I never meant for you to know.

One early summer day, I was studying the small pink rose, and enjoying the burbletalk of the river. My father came down to inspect the pool, and offered me the rose, as mine, my own to tend, to safekeep, as a tiny garden, almost a pet. I was thrillled! It was so beautiful, so delicate, and so generous a special gift. So I sat and guarded it, and observed every detail of its seasonal growth, how it thrived or didn’t with the amount I watered it. I built a small fence of sticks and rocks, to protect it from the children, and made tiny roads underneath the rose, so the bugs could enjoy a scenic visit to the rose park I created for them.

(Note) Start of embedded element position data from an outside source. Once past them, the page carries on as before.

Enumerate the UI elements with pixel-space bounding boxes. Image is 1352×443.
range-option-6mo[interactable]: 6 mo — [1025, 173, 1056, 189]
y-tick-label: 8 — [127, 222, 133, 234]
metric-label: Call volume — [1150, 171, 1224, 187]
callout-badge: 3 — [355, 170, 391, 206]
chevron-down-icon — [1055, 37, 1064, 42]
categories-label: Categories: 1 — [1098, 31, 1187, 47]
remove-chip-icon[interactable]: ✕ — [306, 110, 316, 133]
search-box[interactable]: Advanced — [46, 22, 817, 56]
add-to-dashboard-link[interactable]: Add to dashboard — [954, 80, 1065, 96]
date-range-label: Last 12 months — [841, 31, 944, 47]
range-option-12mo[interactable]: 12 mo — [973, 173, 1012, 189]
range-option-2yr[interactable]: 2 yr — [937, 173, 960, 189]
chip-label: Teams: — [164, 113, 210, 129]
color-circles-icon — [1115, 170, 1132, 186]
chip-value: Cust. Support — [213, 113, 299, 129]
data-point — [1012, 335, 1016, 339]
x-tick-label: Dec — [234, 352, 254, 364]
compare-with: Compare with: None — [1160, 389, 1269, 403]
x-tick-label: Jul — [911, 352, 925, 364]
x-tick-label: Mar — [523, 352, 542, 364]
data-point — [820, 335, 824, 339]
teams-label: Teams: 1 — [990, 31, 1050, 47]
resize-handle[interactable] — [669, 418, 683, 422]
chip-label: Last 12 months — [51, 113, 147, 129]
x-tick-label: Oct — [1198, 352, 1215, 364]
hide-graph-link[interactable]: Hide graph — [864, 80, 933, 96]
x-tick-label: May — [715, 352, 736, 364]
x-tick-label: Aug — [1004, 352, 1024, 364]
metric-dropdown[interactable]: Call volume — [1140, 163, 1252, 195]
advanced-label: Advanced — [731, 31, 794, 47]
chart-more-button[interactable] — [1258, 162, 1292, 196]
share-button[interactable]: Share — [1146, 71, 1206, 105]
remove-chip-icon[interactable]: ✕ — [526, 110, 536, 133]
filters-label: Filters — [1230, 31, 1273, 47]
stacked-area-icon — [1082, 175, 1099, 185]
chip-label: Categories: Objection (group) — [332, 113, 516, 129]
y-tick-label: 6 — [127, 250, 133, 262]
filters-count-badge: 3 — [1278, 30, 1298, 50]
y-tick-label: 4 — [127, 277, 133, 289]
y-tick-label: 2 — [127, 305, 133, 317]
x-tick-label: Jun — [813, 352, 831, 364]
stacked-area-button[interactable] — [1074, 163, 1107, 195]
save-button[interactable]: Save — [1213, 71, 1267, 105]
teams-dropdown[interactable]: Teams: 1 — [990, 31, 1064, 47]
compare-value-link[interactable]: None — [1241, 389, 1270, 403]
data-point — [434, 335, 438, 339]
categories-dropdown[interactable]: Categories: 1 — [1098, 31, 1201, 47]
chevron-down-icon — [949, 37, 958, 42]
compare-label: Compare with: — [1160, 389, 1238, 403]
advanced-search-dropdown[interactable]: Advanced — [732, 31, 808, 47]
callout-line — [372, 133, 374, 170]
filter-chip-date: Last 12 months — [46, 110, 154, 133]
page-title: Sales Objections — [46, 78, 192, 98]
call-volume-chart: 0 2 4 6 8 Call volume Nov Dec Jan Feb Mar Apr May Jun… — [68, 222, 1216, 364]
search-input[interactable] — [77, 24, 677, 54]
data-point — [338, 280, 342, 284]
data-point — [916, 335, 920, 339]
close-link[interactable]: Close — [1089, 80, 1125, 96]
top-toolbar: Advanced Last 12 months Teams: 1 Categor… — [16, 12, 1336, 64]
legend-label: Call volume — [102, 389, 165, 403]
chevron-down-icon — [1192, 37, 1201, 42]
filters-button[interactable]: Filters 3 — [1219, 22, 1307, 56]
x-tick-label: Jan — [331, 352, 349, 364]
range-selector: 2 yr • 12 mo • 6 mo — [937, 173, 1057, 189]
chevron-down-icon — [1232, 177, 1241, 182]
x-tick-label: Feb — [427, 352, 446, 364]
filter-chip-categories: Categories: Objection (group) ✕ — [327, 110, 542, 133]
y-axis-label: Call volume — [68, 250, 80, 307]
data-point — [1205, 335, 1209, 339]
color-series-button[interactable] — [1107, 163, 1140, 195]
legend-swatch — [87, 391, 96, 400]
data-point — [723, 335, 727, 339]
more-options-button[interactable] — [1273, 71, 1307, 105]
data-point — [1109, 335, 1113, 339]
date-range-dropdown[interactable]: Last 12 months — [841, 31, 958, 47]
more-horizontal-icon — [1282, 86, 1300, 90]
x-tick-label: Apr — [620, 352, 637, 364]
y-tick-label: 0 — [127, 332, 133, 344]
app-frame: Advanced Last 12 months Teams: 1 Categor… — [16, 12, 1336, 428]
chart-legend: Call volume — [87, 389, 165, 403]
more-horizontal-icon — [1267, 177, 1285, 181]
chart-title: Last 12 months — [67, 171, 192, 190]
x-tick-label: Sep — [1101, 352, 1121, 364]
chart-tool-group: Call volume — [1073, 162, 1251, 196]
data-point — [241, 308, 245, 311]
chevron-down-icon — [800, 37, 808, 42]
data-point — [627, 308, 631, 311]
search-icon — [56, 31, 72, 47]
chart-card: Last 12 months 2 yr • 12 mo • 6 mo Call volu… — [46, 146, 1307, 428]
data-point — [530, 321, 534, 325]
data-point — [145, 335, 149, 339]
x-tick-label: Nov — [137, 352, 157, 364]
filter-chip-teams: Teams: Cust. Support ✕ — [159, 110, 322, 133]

I hid behind the cool wall, observing my father’s garden techniques, and how he pulled weeds and picked away the spent blooms.

That summer, I began to garden. I learned to love the caregiving of growing things. I had a small, great joy, something to love, and avoided the battles of the Riverland tribe. I had my own tribe of beetles, ants, and earthworms, and my beautiful, beautiful, rose.

Odd. Simple. Slow. I never meant for you to know I was or was not these things. I never meant for you to know who I was. It was not to be judged. I did not expect or need it to be understood. That would be selfish of me. I share this now, as a gift, a sweet beauty. I was a autistic child, in a time that such things were not spoken of.

I never meant for you to know.

Photo of Yuletide Camillias that bloom in my garden at Christmas time.